(Un dato extra: todas las mujeres, a no ser que tengan algún tipo de disfunción, sean ciegas o hayan nacido lejos de la civilización y crecido, digamos, entre una manada de lobos, han visto pornografía. Incluso las feministas). A los 16 años encontré en la memoria del computador de mis papás una serie de paginitas muy gráficas, muy sucias y muy amenas, casi todas de porno amateur. Pipís iban y venían —y se venían en cantidades de semen inimaginables y, tengo que agregar, en los más extraños lugares—; y las cucas abiertas, húmedas, de mil colores, texturas y tamaños palpitaban mientras esperaban que algo, lo que fuera (dildos, máquinas o frutas), las penetraran. Todo un universo revelado ante mis entonces virginales ojos.
Por eso, cuando hace un par de años un noviete me dijo que tiráramos mientras veíamos porno, el asunto no me sorprendió, y me lancé a la lid con brazos y piernas bien abiertas. Error. Una noche en su casa, él acomodó el televisor para que los dos pudiéramos ver sin rompernos el cuello, lo prendió y pasó los canales hasta llegar a Venus (que él, por supuesto, sí había tenido la delicadeza de pagar).
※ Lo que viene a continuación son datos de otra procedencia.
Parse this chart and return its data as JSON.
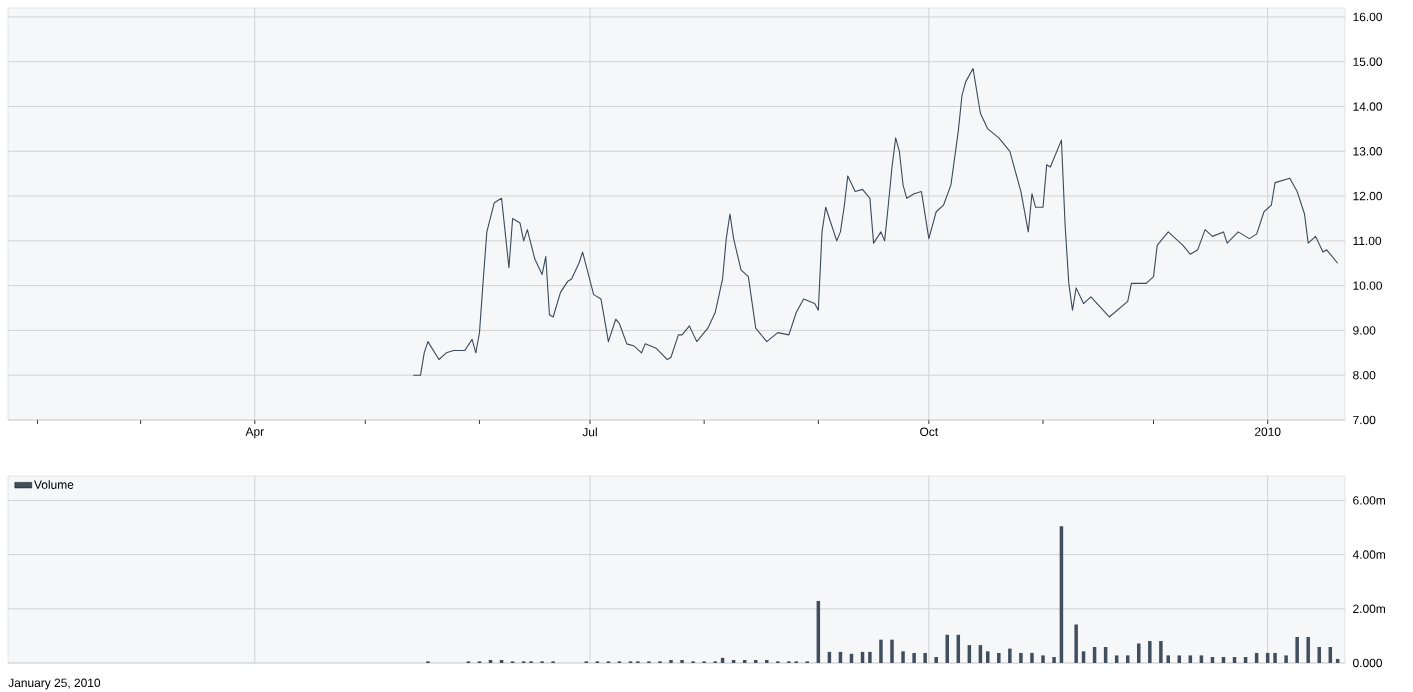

Separemos, por favor, la paja del polvo. Cualquier confusión, pasada cierta edad, es imperdonable. Y otra cosa: ¿nunca oyeron eso de no repetir lo que ven en la películas en casa? Pues eso también aplica a las películas porno. Corren el riesgo si no de salir lastimados, de poner en evidencia su falta de imaginación. La pornografía es para verla en privado, aunque algunos adolescentes acostumbren a hacerlo en manadas. Asumiendo que este no es su caso, la pornografía sirve para arrecharse solitos y para satisfacerse solitos.